Many times I have been asked during my stay in the US why Hindus worship so many Gods and Goddesses. The answer is simple – it is easier to carry a known image in your mind than an abstract one. Much like a newborn infant puts it's faith in the mother whose face is imprinted in it's mind from the time of birth, so the mind grasps early an image of the Maker and fervently worships that image. As the infant would be desolated if asked to give up its mother, so the mind will be crippled if asked to give up it's image of God. So, believing in the one intangible God, the Hindu worships God through the image and not the image as God.

And such divine image I want to perceive every moment of the day, even in my dreams. My last prayer for the night – Ramaskandam Hanumantam, Vainnadeyam Rikodaram, Sayaneya Smarenityam, Duru-soppanam Tasyanasyati – asks Lord Rama to guard my sleep and keep nightmares away and that, even in my sleep, He must grant me the privilege of thinking about Him. Alas, even thinking about God in the time that borders between dream and wakefulness is mostly riddled with mundane subject matter. My grandmother always told me that even if for a fleeting moment we can think of God with a clear mind, that day is blessed. To think of Him more than I did. I started writing a page of His "nama" – Sri Rama Jayam, Om Sharavanabhavaya Namaha – everyday, hoping for that still concentration of God. But extraneous sounds would obtrude along with thoughts of chores to be completed, and my fleeting moment would be lost. I prayed sincerely to Him, hoping He heard me but life continued as usual.

Then one day conversing with my mother, a story from my childhood came to memory. Once a little boy, afraid to cross the forest to get to his gurukul (school), was told by his busy mother to call upon Lord Krishna to accompany him. Krishna answered the innocent boy's prayer and walked by his side as a cowherd, playing his flute. Sometime later, when the mother asked the boy if his fears were settled, he said, yes, now that Krishna walked with him everyday. The angry mother asked him not to tell lies, but the boy insisted he was telling the truth. She dragged him to the forest making him call Krishna, who did not come. But as she started chastising the boy, she heard the strains of the flute, and was struck dumb. She fell to her knees and begged forgiveness of Krishna for not having her son's faith.

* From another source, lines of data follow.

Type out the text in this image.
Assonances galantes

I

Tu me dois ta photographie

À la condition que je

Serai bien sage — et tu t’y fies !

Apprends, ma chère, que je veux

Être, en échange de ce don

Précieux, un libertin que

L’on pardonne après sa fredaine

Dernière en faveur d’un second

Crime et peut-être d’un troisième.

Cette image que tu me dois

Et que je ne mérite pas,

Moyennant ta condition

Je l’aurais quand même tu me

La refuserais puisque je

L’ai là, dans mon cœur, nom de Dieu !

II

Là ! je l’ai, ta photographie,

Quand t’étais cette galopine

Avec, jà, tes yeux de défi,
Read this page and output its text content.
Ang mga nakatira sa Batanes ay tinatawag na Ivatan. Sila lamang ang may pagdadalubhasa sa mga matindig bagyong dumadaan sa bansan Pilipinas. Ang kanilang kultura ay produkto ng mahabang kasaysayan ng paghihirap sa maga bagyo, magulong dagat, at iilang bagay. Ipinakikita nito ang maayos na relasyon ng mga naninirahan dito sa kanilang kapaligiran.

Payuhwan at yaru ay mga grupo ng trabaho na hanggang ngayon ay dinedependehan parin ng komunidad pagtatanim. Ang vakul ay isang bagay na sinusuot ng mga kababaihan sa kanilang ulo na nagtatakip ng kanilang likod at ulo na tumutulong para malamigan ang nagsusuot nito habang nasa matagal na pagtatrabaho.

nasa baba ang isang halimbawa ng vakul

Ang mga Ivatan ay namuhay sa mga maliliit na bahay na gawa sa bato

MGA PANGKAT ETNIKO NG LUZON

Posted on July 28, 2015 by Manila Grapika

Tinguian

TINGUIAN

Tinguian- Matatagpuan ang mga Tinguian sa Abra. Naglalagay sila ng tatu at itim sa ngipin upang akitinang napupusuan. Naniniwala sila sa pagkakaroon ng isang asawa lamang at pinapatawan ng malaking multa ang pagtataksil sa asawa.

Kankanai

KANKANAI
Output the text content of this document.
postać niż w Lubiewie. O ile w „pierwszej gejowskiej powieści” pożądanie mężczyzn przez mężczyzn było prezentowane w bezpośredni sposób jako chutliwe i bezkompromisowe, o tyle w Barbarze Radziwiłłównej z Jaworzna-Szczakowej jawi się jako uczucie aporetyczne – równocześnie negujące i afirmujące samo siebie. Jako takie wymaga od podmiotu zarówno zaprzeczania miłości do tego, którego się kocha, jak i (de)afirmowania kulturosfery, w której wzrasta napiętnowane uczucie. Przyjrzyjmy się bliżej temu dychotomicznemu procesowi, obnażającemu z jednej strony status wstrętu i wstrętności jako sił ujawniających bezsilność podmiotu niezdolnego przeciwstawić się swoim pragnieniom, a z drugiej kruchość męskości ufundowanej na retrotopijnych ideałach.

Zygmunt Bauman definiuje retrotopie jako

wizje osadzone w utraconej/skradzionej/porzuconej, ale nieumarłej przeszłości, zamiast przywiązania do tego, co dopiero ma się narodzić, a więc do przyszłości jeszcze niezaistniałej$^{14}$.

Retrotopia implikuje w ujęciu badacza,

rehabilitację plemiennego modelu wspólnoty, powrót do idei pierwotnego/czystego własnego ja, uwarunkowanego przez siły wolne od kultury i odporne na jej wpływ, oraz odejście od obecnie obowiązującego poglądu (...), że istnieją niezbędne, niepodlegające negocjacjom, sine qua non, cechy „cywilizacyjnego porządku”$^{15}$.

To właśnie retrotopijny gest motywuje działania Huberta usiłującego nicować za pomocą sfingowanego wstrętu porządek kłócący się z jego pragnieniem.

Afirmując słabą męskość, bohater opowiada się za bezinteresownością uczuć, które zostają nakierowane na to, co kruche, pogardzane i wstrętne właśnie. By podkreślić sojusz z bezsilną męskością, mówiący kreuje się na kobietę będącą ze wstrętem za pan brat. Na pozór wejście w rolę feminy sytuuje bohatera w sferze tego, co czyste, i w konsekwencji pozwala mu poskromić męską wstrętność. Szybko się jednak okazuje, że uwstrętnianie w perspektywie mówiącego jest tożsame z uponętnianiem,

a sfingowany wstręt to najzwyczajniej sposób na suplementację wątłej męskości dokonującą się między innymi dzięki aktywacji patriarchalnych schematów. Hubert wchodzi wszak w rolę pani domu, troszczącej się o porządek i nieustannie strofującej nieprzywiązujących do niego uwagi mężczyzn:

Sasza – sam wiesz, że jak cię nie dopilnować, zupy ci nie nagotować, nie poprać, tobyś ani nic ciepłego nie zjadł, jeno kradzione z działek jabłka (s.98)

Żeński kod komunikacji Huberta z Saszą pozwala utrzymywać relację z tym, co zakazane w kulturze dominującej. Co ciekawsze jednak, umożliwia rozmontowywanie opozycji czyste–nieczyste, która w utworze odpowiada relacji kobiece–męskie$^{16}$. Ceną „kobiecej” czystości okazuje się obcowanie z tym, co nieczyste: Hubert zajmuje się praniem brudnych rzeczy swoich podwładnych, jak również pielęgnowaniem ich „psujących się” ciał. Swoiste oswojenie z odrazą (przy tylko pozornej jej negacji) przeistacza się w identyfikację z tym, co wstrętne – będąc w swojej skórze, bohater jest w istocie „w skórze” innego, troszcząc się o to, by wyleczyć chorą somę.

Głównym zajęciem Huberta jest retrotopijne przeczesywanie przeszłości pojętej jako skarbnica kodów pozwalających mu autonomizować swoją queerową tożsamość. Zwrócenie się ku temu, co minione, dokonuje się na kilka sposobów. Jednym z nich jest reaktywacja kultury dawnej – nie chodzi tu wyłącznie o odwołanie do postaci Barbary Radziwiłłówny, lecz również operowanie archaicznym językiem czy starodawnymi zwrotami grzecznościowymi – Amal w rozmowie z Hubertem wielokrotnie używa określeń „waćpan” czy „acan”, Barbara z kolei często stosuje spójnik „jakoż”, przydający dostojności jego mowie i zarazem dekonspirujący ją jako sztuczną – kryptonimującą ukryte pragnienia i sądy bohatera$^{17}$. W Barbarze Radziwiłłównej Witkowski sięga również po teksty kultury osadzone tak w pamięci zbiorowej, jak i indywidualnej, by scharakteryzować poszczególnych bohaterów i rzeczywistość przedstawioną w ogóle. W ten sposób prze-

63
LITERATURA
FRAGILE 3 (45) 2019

Perhaps my belief lacked the implicit faith of that little boy. I tried to reassure my dejected self with many arguments why any kind of divine vision eluded me, but to no avail. My longing for celestial vision continued. Then one night in my exhausted slumber, I took a journey with my family to a temple in the mountains but somehow the temple remained beyond our reach. Tired and dispirited, I sat down surrounded by mountains, while the rest of my family searched for the temple. Darkness descended and went lagging by, dispersed by the dewy softness of dawn. The orange tip of the sun came up from behind the eastern hill. I saw reflected on each mountain the images of Ganesha, Durga, Lakshmi and Saraswati. Looking at those shining, gigantic carvings, bathed in the golden glow of the sun, raised the hair on my arms. I shouted in joy, calling my family to come and look at the splendid sight. I woke up, still awed and spellbound at what had transpired. I felt God had answered my prayers. But that one glimpse is not enough. My supernal longing still has me in it's hold.